CINCINNATI (AP) -- A former business partner has agreed to testify against an Ohio lawmaker who is accused of misleading investors about a company's financial status and using their money to help fund his political campaign.
John Fussner reached a plea agreement to testify against Republican state Rep. Pete Beck of Mason in southwestern Ohio, Daniel Kasaris, senior assistant attorney general, said during a Hamilton County court hearing Thursday in Cincinnati.
Fussner, 56, also of Mason, pleaded guilty at the hearing to the sale of an unregistered security and the sale of a security in an insolvent company. In exchange, prosecutors dropped six other charges.
Fussner's guilty pleas could carry between two and eight years in prison, but Kasaris said prosecutors will recommend probation as long as he testifies against Beck at the lawmaker's theft and fraud trial.
Beck, who was in the same courtroom during Fussner's hearing, has denied the allegations and brushed away calls that he resign. Beck did give up a chairmanship of the powerful House Ways and Means Committee.
At Beck's hearing Thursday, Judge Andrew West set the lawmaker's trial for Nov. 17 and indicated it could last a month.

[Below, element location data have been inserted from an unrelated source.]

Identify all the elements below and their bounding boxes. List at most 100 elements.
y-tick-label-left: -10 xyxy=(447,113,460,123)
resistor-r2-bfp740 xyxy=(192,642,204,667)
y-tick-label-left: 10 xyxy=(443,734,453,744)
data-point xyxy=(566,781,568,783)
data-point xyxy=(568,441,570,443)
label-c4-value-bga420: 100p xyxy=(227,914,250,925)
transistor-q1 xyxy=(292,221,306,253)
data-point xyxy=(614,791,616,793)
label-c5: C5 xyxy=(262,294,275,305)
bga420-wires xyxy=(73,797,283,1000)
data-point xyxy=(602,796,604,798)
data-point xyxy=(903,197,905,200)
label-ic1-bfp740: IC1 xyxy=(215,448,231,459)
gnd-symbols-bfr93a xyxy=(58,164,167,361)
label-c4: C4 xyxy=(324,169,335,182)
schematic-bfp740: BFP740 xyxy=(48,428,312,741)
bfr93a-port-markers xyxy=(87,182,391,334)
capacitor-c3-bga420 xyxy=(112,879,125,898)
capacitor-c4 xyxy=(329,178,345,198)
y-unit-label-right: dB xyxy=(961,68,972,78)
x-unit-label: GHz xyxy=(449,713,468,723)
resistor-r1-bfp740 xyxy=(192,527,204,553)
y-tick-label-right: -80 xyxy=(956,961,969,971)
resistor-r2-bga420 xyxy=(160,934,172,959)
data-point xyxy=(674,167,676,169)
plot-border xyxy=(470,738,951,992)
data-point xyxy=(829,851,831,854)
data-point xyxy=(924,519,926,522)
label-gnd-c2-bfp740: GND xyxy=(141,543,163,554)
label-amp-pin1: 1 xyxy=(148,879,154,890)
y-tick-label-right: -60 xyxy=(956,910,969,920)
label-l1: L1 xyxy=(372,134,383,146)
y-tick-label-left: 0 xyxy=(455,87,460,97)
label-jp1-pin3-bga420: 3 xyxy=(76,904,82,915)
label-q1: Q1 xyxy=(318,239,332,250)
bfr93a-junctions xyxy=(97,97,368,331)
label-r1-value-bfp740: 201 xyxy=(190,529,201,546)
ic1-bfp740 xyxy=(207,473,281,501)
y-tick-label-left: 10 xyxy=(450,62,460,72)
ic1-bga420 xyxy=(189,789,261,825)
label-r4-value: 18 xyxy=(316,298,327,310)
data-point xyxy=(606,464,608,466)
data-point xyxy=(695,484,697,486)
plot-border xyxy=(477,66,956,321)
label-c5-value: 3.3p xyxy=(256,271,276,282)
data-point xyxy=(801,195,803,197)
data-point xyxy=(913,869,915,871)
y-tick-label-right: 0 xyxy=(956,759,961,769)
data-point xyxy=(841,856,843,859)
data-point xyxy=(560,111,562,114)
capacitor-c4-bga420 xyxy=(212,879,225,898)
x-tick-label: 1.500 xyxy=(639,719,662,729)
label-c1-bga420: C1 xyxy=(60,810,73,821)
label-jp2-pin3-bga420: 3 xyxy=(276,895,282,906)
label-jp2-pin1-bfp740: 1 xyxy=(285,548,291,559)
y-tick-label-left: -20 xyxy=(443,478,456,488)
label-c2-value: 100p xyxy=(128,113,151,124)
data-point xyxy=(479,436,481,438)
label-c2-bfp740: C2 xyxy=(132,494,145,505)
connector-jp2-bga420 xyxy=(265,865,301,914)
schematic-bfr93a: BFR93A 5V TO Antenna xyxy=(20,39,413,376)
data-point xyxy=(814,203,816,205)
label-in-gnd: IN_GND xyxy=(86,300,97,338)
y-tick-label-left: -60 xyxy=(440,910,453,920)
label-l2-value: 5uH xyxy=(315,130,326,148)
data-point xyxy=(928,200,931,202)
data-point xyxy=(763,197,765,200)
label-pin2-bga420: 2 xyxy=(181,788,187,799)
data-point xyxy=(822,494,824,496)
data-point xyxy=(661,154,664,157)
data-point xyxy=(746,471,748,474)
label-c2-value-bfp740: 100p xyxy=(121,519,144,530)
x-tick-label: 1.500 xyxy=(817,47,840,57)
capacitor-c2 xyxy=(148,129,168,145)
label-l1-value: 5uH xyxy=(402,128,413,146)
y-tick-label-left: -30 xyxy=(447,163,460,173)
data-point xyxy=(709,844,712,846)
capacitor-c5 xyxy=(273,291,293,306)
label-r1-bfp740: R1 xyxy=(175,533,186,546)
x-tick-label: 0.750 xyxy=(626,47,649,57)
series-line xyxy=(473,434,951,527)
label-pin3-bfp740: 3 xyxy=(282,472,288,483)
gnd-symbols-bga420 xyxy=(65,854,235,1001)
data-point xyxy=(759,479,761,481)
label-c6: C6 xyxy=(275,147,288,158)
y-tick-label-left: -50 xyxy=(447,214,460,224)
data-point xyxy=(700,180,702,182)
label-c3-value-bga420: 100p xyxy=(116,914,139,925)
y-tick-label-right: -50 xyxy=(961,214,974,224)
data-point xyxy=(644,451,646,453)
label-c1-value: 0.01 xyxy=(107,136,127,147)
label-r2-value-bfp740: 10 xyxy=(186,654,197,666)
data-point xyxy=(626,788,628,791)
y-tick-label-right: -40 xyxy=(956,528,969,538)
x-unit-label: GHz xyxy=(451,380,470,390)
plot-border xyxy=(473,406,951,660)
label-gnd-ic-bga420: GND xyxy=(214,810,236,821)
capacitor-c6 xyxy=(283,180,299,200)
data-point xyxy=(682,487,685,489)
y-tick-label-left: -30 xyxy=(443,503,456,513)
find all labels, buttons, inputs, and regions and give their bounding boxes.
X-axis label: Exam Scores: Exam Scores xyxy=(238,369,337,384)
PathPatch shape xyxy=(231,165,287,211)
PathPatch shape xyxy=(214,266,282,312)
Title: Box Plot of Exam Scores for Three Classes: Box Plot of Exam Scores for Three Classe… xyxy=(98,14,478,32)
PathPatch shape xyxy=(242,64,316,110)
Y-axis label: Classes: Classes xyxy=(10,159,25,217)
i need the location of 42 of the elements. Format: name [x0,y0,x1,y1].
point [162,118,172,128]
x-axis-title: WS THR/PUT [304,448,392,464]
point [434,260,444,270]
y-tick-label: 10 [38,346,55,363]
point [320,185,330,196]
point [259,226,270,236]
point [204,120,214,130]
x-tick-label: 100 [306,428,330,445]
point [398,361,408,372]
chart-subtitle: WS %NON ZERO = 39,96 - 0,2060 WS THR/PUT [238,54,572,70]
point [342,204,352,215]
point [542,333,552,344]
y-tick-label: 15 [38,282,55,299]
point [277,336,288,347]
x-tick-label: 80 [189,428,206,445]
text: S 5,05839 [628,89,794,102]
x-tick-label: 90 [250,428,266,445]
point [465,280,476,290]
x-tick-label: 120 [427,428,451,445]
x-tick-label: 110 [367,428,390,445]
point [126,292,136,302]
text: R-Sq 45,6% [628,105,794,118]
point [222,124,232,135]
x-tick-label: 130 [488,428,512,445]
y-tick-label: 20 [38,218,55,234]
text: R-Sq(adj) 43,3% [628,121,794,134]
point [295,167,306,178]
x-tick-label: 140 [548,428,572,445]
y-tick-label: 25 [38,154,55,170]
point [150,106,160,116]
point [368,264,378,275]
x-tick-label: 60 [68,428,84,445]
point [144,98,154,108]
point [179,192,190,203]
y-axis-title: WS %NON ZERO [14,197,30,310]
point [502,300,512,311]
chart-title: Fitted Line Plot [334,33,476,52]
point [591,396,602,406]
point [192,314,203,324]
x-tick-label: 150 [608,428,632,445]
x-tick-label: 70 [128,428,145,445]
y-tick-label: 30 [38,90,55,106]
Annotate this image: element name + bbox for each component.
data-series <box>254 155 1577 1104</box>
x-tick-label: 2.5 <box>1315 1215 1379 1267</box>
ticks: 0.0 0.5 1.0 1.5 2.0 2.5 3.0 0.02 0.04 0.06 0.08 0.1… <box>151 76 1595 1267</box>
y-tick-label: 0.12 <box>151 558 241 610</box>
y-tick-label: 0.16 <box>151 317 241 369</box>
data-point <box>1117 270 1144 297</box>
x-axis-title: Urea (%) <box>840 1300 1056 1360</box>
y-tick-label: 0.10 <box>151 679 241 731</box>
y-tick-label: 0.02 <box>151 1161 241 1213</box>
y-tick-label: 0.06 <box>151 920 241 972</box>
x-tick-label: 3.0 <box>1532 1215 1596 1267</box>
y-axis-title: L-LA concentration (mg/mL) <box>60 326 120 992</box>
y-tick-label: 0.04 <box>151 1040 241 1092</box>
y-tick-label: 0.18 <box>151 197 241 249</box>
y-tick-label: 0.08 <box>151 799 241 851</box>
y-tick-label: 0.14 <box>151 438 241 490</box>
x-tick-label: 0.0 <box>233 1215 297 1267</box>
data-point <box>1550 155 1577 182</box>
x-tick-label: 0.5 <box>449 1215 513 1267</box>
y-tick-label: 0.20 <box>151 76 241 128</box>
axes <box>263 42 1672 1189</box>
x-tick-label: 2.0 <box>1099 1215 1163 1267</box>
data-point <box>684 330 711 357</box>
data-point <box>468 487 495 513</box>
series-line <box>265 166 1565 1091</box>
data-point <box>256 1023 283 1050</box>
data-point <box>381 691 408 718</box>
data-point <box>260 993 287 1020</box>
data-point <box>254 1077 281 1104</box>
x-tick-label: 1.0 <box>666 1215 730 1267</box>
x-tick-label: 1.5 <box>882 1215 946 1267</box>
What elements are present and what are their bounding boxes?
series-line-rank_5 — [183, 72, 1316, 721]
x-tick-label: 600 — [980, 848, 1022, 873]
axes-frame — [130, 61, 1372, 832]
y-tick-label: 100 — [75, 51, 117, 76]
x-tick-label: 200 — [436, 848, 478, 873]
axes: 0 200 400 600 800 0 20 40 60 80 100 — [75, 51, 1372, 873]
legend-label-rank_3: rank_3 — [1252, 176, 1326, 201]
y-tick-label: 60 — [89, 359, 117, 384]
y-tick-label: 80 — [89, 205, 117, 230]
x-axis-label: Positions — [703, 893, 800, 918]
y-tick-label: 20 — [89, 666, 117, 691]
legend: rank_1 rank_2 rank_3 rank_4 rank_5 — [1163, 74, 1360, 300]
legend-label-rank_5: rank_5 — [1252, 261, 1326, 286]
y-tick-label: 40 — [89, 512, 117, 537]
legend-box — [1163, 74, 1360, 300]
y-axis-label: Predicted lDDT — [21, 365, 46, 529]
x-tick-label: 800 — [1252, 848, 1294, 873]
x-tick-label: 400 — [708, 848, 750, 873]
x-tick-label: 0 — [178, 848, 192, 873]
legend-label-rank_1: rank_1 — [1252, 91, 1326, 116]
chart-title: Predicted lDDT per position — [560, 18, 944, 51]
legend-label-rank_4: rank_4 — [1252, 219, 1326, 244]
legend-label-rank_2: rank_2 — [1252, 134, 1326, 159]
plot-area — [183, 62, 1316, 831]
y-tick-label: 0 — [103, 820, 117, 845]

Beck's attorney Ralph Kohnen told West that he expects to waive Beck's right to a jury trial and request a bench trial, but that move will come later.
He told The Associated Press after the hearing that Fussner's planned testimony did not affect the lawmaker's decision to go to trial.
"We expected it," he said, declining to comment further.
Kohnen urged West to set a deadline to cut off the government from adding to the already voluminous evidence in the case so that he can focus on preparing for trial.
"We don't want anything sprung on us at the last minute," Kohnen said. "The state has been investigating this case for quite some time. They've used all their exotic investigative tools to gather evidence."
West scheduled a May 29 hearing to set such a deadline.
Beck, who was indicted in July, is accused of being part of an enterprise that misled investors, laundered money and improperly diverted investors' money.
He is accused of soliciting and persuading investors to put thousands of dollars into an insolvent software company, misrepresenting pending business deals such as one supposedly involving a major cruise line, stealing money from his accounting firm, and putting investors' money into his political campaign fund.
Beck is seeking re-election and has Republican opposition in the May 6 primary.